Dear Shameless Death - Latife Tekin, Marion Boyars Publishers, 2001
(Sevgili Arsız Ölüm - Latife Tekin)
Belki de Türkiye'nin ikinci yarım yüzyılındaki belirleyici değişim tek bir gerçekle özetlenebilir: 1950'de İstanbul'un nüfusu bir milyon civarındaydı; bugün ise 16 milyon. Tekin'in Dirmit adlı genç bir kızı ve ailesini merkeze alan romanı, köyden kente gelen milyonların sesini duyuran ilk eserlerden biridir. Büyülü gerçekçi bir üsluba sahip olan kitap, onların beraberlerinde getirdiklerine de bir saygı duruşu niteliğinde. Tekin, meleklerin ve cinlerin dünyasını, en az Dirmit ve ailesi kadar "gerçek" bir şekilde ele alıyor.

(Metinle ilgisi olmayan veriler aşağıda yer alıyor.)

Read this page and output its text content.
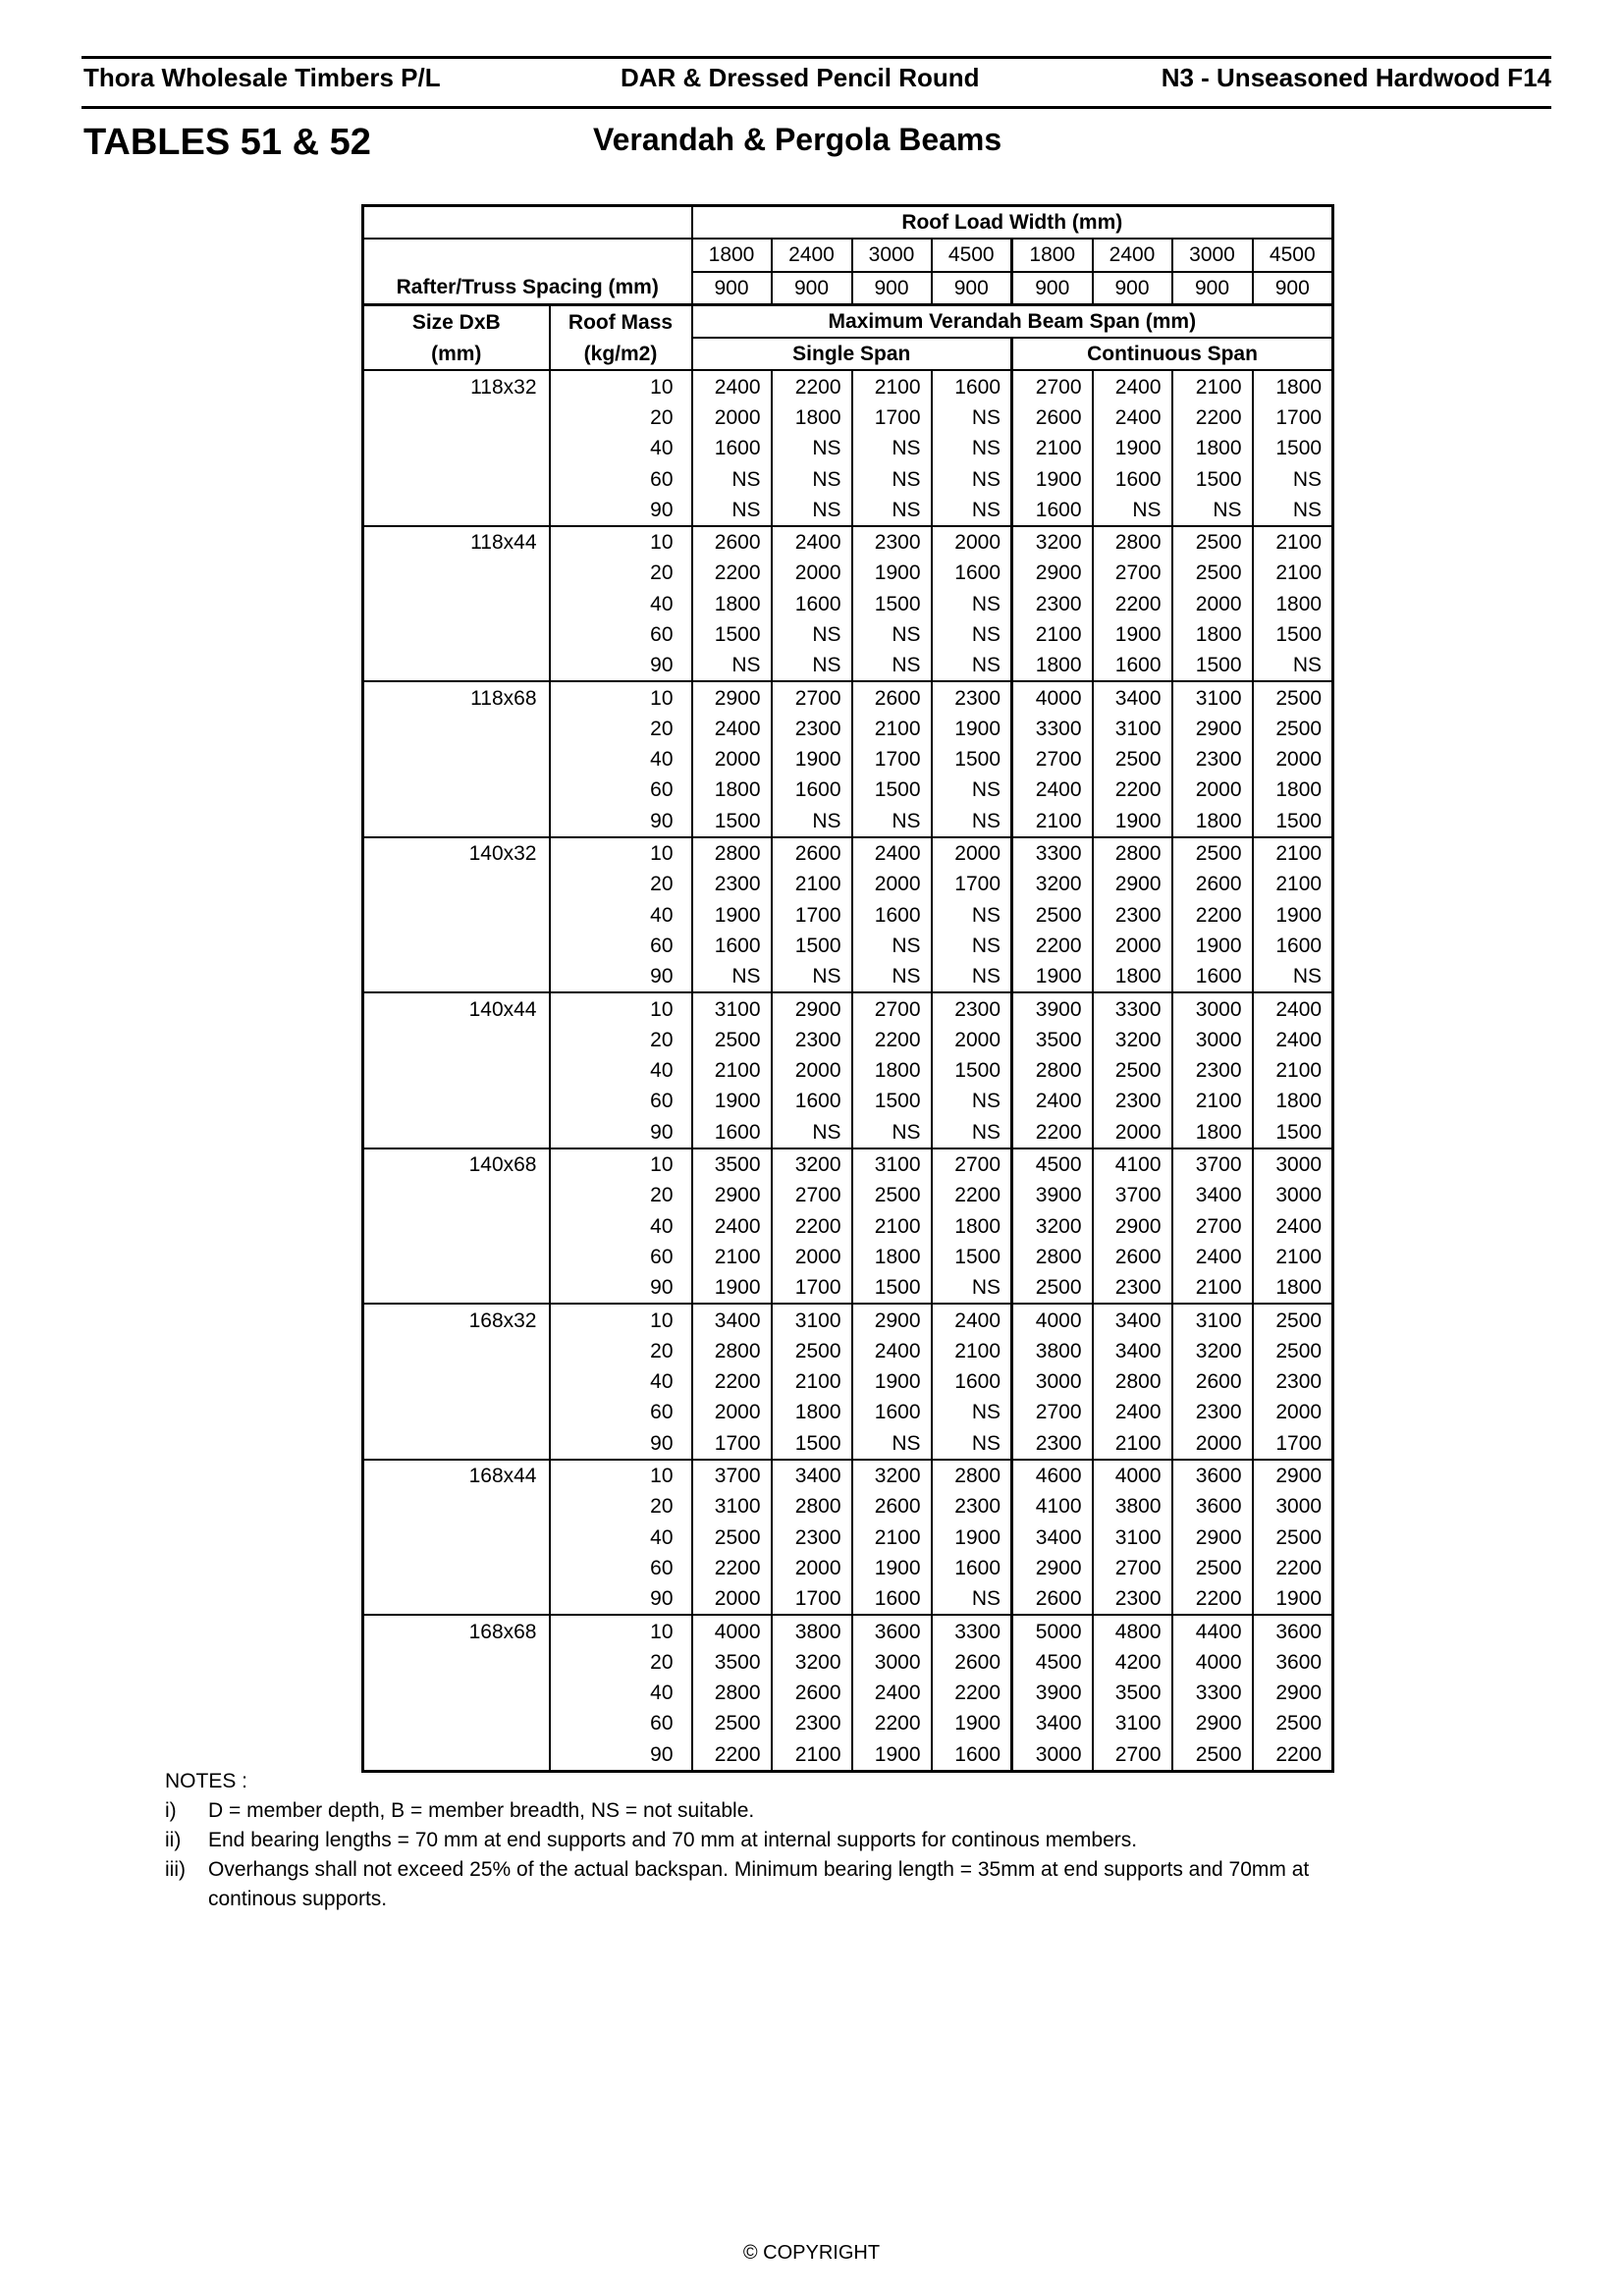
Thora Wholesale Timbers P/L	DAR & Dressed Pencil Round	N3 - Unseasoned Hardwood F14
TABLES 51 & 52	Verandah & Pergola Beams
		Roof Load Width (mm)							
		1800	2400	3000	4500	1800	2400	3000	4500
Rafter/Truss Spacing (mm)		900	900	900	900	900	900	900	900
Size DxB	Roof Mass	Maximum Verandah Beam Span (mm)							
(mm)	(kg/m2)	Single Span				Continuous Span			
118x32	10	2400	2200	2100	1600	2700	2400	2100	1800
	20	2000	1800	1700	NS	2600	2400	2200	1700
	40	1600	NS	NS	NS	2100	1900	1800	1500
	60	NS	NS	NS	NS	1900	1600	1500	NS
	90	NS	NS	NS	NS	1600	NS	NS	NS
118x44	10	2600	2400	2300	2000	3200	2800	2500	2100
	20	2200	2000	1900	1600	2900	2700	2500	2100
	40	1800	1600	1500	NS	2300	2200	2000	1800
	60	1500	NS	NS	NS	2100	1900	1800	1500
	90	NS	NS	NS	NS	1800	1600	1500	NS
118x68	10	2900	2700	2600	2300	4000	3400	3100	2500
	20	2400	2300	2100	1900	3300	3100	2900	2500
	40	2000	1900	1700	1500	2700	2500	2300	2000
	60	1800	1600	1500	NS	2400	2200	2000	1800
	90	1500	NS	NS	NS	2100	1900	1800	1500
140x32	10	2800	2600	2400	2000	3300	2800	2500	2100
	20	2300	2100	2000	1700	3200	2900	2600	2100
	40	1900	1700	1600	NS	2500	2300	2200	1900
	60	1600	1500	NS	NS	2200	2000	1900	1600
	90	NS	NS	NS	NS	1900	1800	1600	NS
140x44	10	3100	2900	2700	2300	3900	3300	3000	2400
	20	2500	2300	2200	2000	3500	3200	3000	2400
	40	2100	2000	1800	1500	2800	2500	2300	2100
	60	1900	1600	1500	NS	2400	2300	2100	1800
	90	1600	NS	NS	NS	2200	2000	1800	1500
140x68	10	3500	3200	3100	2700	4500	4100	3700	3000
	20	2900	2700	2500	2200	3900	3700	3400	3000
	40	2400	2200	2100	1800	3200	2900	2700	2400
	60	2100	2000	1800	1500	2800	2600	2400	2100
	90	1900	1700	1500	NS	2500	2300	2100	1800
168x32	10	3400	3100	2900	2400	4000	3400	3100	2500
	20	2800	2500	2400	2100	3800	3400	3200	2500
	40	2200	2100	1900	1600	3000	2800	2600	2300
	60	2000	1800	1600	NS	2700	2400	2300	2000
	90	1700	1500	NS	NS	2300	2100	2000	1700
168x44	10	3700	3400	3200	2800	4600	4000	3600	2900
	20	3100	2800	2600	2300	4100	3800	3600	3000
	40	2500	2300	2100	1900	3400	3100	2900	2500
	60	2200	2000	1900	1600	2900	2700	2500	2200
	90	2000	1700	1600	NS	2600	2300	2200	1900
168x68	10	4000	3800	3600	3300	5000	4800	4400	3600
	20	3500	3200	3000	2600	4500	4200	4000	3600
	40	2800	2600	2400	2200	3900	3500	3300	2900
	60	2500	2300	2200	1900	3400	3100	2900	2500
	90	2200	2100	1900	1600	3000	2700	2500	2200
NOTES :
i)	D = member depth, B = member breadth, NS = not suitable.
ii)	End bearing lengths = 70 mm at end supports and 70 mm at internal supports for continous members.
iii)	Overhangs shall not exceed 25% of the actual backspan. Minimum bearing length = 35mm at end supports and 70mm at continous supports.
© COPYRIGHT
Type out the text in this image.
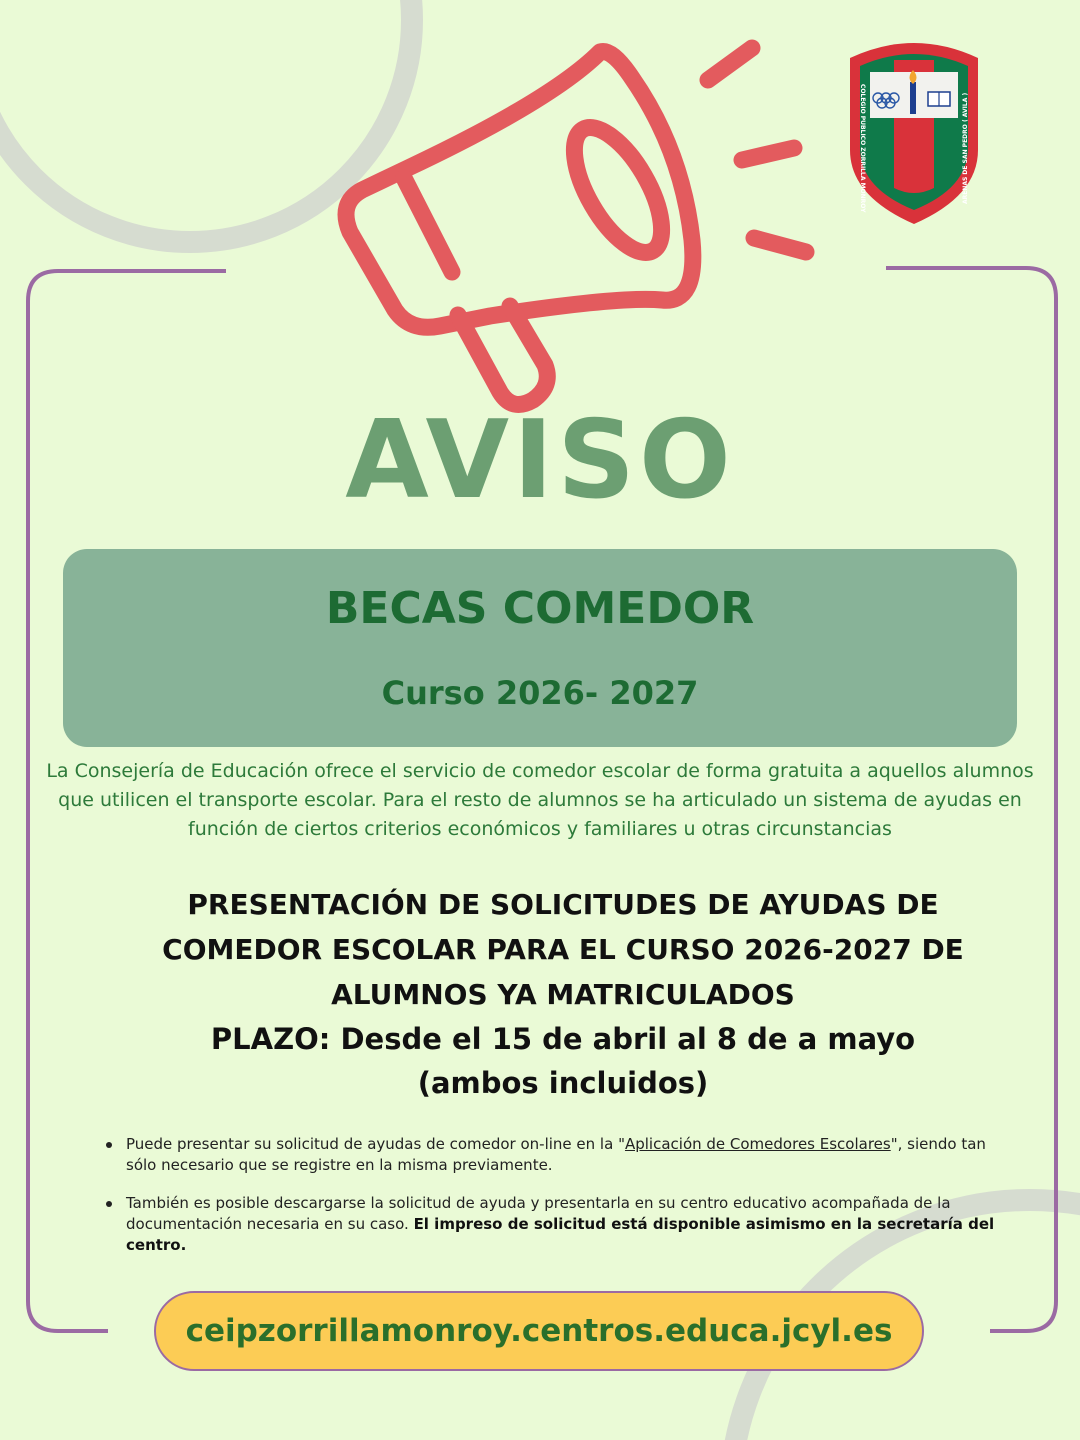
COLEGIO PUBLICO ZORRILLA MONROY	ARENAS DE SAN PEDRO ( AVILA )
AVISO
BECAS COMEDOR
Curso 2026- 2027
La Consejería de Educación ofrece el servicio de comedor escolar de forma gratuita a aquellos alumnos que utilicen el transporte escolar. Para el resto de alumnos se ha articulado un sistema de ayudas en función de ciertos criterios económicos y familiares u otras circunstancias
PRESENTACIÓN DE SOLICITUDES DE AYUDAS DE
COMEDOR ESCOLAR PARA EL CURSO 2026-2027 DE
ALUMNOS YA MATRICULADOS
PLAZO: Desde el 15 de abril al 8 de a mayo
(ambos incluidos)
Puede presentar su solicitud de ayudas de comedor on-line en la "Aplicación de Comedores Escolares", siendo tan sólo necesario que se registre en la misma previamente.
También es posible descargarse la solicitud de ayuda y presentarla en su centro educativo acompañada de la documentación necesaria en su caso. El impreso de solicitud está disponible asimismo en la secretaría del centro.
ceipzorrillamonroy.centros.educa.jcyl.es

I Will Never See the World Again - Ahmet Altan, Granta Books, 2019
Türkiye'de başarısız darbe girişiminin ardından yaşanan tasfiyelerin kurbanları arasında Ahmet Altan da vardı. Yazar 2016 yılında, kardeşi ve on binlerce kişiyle birlikte tutuklanarak cezaevine gönderildi. Yine de Altan yazmaya devam etti. Ve böylece, yedi ay boyunca avukatlarına el yazısıyla notlar göndererek, Türkiye'nin en büyük ve en kötü şöhretli hapishanesi olan Silivri'de geçirdiği zamanın anılarını yavaş yavaş bir araya getirdi. Bir romancının titizliğiyle yazılan bu kitap, Türklerin hikayelerin gücüne olan sonsuz inancının bir kanıtı. "Bütün yazarlar gibi benim de sihrim var," diye yazıyor Altan. "Duvarlarınızdan kolaylıkla geçebilirim".